Anche i repubblicani tengono in gran conto i princìpi di libertà e di uguaglianza, ma su tutto domina la legge. A differenza dei liberali, i repubblicani non vedono la legge come impedimento, ma come unica garanzia degli altri diritti. I vincoli della legge liberano il cittadino dal dominio personale di altri e costituiscono un baluardo in difesa della libertà individuale. L’importanza delle leggi era stata colta già dagli antichi greci, di cui abbiamo parlato, ma anche dai romani. Se Livio, infatti, nota che, dopo la cacciata dei re, a Roma le leggi sono diventate più potenti degli uomini (Ab urbe condita II 1,1), secondo Cicerone il popolo romano può dirsi libero perché non obbedisce ad altri che alle leggi: “siamo quindi tutti servi delle leggi per poter essere liberi” (Pro Cluentio, 146). In un sistema repubblicano, le leggi sono dunque necessarie, così com’è necessario il freno che esse pongono ai cittadini, e svolgono la loro funzione anche se fossero ingiuste. I repubblicani però insistono sul fatto che solo una legge giusta può salvaguardare i diritti dei cittadini. “Per i repubblicani il bene comune più importante è la giustizia, perché solo nella città giusta gli individui non sono costretti a servire la volontà di altri uomini e possono vivere liberi” (VIROLI 1999: 53).
I repubblicani differiscono dai liberali anche rispetto all’idea di uguaglianza. “L’uguaglianza repubblicana non comprende solo l’uguaglianza dei diritti civili e politici, ma afferma l’esigenza di garantire a tutti i cittadini le condizioni sociali, economiche e culturali che consentano a ciascuno di vivere la propria vita con la dignità e il rispetto di sé che sono propri della vita civile” (VIROLI 1999: 54). Allo scopo di salvaguardare questi diritti, secondo i repubblicani è bene che lo Stato intervenga tutte le volte che certe condizioni fisiologiche, come l’infanzia o la vecchiaia, tare ereditarie, malattie, infortuni o il semplice caso si pongono come ostacoli alla libertà dell’individuo. Secondo i repubblicani, scopo dello Stato è quello di garantire la dignità dei cittadini, anche dei meno favoriti dalla sorte.
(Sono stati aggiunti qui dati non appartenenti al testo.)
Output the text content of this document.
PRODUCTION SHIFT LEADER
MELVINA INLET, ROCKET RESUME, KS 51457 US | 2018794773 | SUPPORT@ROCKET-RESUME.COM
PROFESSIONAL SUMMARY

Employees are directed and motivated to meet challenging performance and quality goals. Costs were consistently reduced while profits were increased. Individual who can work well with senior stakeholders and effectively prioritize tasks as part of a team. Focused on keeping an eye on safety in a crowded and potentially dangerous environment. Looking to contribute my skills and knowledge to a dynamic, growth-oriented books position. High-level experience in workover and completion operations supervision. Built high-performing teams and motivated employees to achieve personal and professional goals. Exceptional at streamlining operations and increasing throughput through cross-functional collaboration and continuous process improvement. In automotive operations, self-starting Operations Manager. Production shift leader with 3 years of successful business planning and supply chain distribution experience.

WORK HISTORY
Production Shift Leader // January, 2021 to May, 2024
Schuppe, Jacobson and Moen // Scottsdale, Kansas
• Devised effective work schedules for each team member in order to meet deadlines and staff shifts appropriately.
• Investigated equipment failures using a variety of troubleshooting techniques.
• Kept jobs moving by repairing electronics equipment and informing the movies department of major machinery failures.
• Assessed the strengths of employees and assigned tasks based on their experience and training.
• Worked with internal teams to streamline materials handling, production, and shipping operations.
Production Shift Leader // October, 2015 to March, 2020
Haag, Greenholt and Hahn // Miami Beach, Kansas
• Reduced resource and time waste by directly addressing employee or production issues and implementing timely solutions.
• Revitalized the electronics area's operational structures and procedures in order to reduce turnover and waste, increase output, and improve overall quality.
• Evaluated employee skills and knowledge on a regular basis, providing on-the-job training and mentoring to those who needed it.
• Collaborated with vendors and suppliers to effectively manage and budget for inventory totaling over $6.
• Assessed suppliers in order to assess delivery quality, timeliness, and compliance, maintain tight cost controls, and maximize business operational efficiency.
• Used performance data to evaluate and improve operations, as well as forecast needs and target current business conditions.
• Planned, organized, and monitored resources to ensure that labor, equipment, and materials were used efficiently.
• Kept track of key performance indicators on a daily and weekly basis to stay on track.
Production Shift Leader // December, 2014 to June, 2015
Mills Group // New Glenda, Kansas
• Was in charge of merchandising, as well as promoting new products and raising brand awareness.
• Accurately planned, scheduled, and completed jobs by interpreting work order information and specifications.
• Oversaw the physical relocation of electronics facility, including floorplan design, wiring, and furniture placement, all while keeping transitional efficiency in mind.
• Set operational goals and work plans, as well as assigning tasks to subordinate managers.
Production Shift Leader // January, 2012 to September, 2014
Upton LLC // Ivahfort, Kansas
Anche gli sfortunati, insomma, devono essere messi in condizione di godere dei diritti civili e di vivere entro i limiti della dignità umana, ed è per questo che serve l’intervento attivo dello Stato.
Come ammonisce Rousseau, in una repubblica degna di tale nome nessuno dovrebbe essere così povero da essere costretto a vendersi e nessuno così ricco da poter comprare un suo simile, ed è per questa ragione che i repubblicani si dichiarano contrari all’assistenzialismo. “La carità pubblica (e privata), per quanto lodevole, è incompatibile con la vita civile perché offende la dignità di chi la riceve” (VIROLI 1999: 56).